Kien Duong

September 1, 2024

Probability Distributions

In probability and statistics, there are many types of distributions, each suited for different types of data and analysis. They can be categorized into discrete and continuous distributions.

1. Discrete Distributions

Discrete distributions are probability distributions that describe phenomena with countable outcomes. These outcomes can be finite or countably infinite, and the probability of each outcome can be explicitly stated. They are particularly useful in scenarios where the data or events are distinct and separate. (Eg. rolling a fair six-sided die)

1.1. Characteristics of Discrete Distributions

– The random variable can take on a finite or countably infinite number of distinct values.

\[ X \in \{x_1, x_2, x_3, \ldots, x_n\} \]

– The probability of each outcome is described by a PMF (Probability Mass Function).

\[ P(X = x_i) = p_i \quad \text{for } i = 1, 2, \ldots, n \]

– Each probability value is non-negative and lies between 0 and 1.

\[ 0 \leq P(X = x_i) \leq 1 \]

– The sum of the probabilities for all possible outcomes is equal to 1.

\[ \sum_{i=1}^{n} P(X = x_i) = 1 \]

1.2. Expected Value

The expected value of a discrete random variable is a measure of the center of its distribution. For a discrete random variable $ X $ with possible values $ x_1, x_2, \ldots, x_n $ is

\[ E(X) = \sum_{i=1}^{n} x_i P(X = x_i) \]

Eg. We have a discrete random variable $X$ that represents the outcome of rolling a fair six-sided die. The possible values of $X$ are 1, 2, 3, 4, 5, and 6, each with an equal probability of 1/6.
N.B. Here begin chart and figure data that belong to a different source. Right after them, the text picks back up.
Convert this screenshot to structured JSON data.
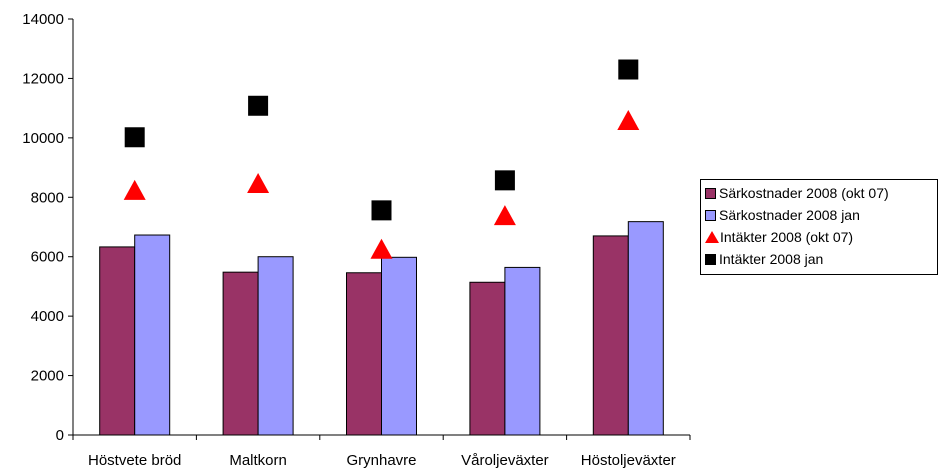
{
  "chart_data": {
    "type": "bar",
    "categories": [
      "Höstvete bröd",
      "Maltkorn",
      "Grynhavre",
      "Våroljeväxter",
      "Höstoljeväxter"
    ],
    "series": [
      {
        "name": "Särkostnader 2008 (okt 07)",
        "kind": "bar",
        "color": "#993366",
        "marker": "bar",
        "values": [
          6330,
          5480,
          5460,
          5140,
          6700
        ]
      },
      {
        "name": "Särkostnader 2008 jan",
        "kind": "bar",
        "color": "#9999ff",
        "marker": "bar",
        "values": [
          6730,
          6000,
          5980,
          5640,
          7180
        ]
      },
      {
        "name": "Intäkter 2008 (okt 07)",
        "kind": "marker",
        "color": "#ff0000",
        "marker": "triangle",
        "values": [
          8250,
          8480,
          6270,
          7400,
          10600
        ]
      },
      {
        "name": "Intäkter 2008 jan",
        "kind": "marker",
        "color": "#000000",
        "marker": "square",
        "values": [
          10020,
          11080,
          7560,
          8570,
          12300
        ]
      }
    ],
    "ylim": [
      0,
      14000
    ],
    "yticks": [
      0,
      2000,
      4000,
      6000,
      8000,
      10000,
      12000,
      14000
    ],
    "xlabel": "",
    "ylabel": "",
    "grid": false,
    "legend": "right"
  }
}
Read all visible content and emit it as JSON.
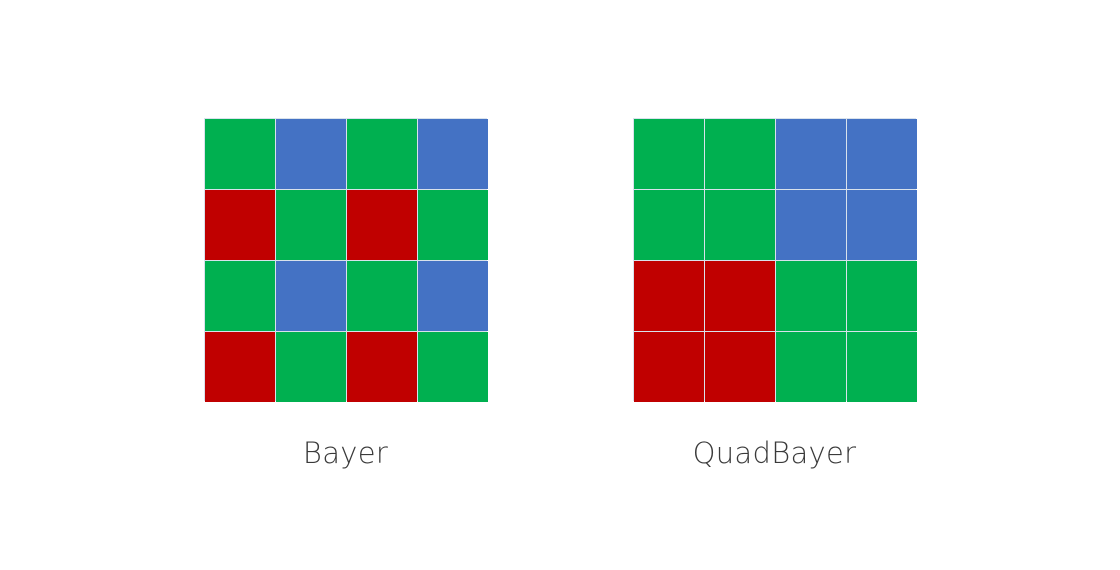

\[ E(X) = 1 \cdot \frac{1}{6} + 2 \cdot \frac{1}{6} + 3 \cdot \frac{1}{6} + 4 \cdot \frac{1}{6} + 5 \cdot \frac{1}{6} + 6 \cdot \frac{1}{6} \]

\[ \Rightarrow E(X) = 3.5 \]

It means that if you repeatedly roll a fair six-sided die, the average value of the outcomes will approach the expected value (3.5) over a large number of rolls.

1.3. Variance

Variance is a measure of the spread or dispersion of a set of values. It quantifies how much the values of the random variable differ from the expected value.

\[ \text{Var}(X) = \sum_{i=1}^n (x_i – E(X))^2 P(X = x_i) \]

We square the differences when calculating the variance to ensure all deviations from the mean are non-negative and to give greater weight to larger deviations. From above rolling a fair six-sided die example, we have:

\[ \text{Var}(X) = \sum_{i=1}^6 (x_i – 3.5)^2 P(X = x_i) \]

\[ \Rightarrow \text{Var}(X) = \frac{1}{6} \left[ (1 – 3.5)^2 + (2 – 3.5)^2 + (3 – 3.5)^2 + (4 – 3.5)^2 + (5 – 3.5)^2 + (6 – 3.5)^2 \right] \]

\[ \Rightarrow \text{Var}(X) = \frac{1}{6} \left[ 6.25 + 2.25 + 0.25 + 0.25 + 2.25 + 6.25 \right] = \frac{17.5}{6} \approx 2.9167 \]

1.4. Some main types of Discrete Distribution

Binomial Distribution
Poisson Distribution
Geometric Distribution
Negative Binomial Distribution
Hypergeometric Distribution
Uniform Distribution
Bernoulli Distribution

2. Continuous Distributions

Continuous distributions are probability distributions that deal with continuous random variables. A continuous random variable can take any value within a specified range (which can be finite or infinite). Unlike discrete distributions, which are defined at specific points, continuous distributions are defined over an interval or range of values.

2.1. Probability Density Function (PDF)

A Probability Density Function (PDF) is a fundamental concept in continuous probability distributions. It describes the likelihood of a continuous random variable taking on a particular value.

– The PDF $f(x)$ must be non-negative for all possible values of $x$

\[ f(x) \geq 0 \quad \]

– The integral of the PDF over the entire range of the random variable must equal 1

\[ \int_{-\infty}^{\infty} f(x) \, dx = 1 \]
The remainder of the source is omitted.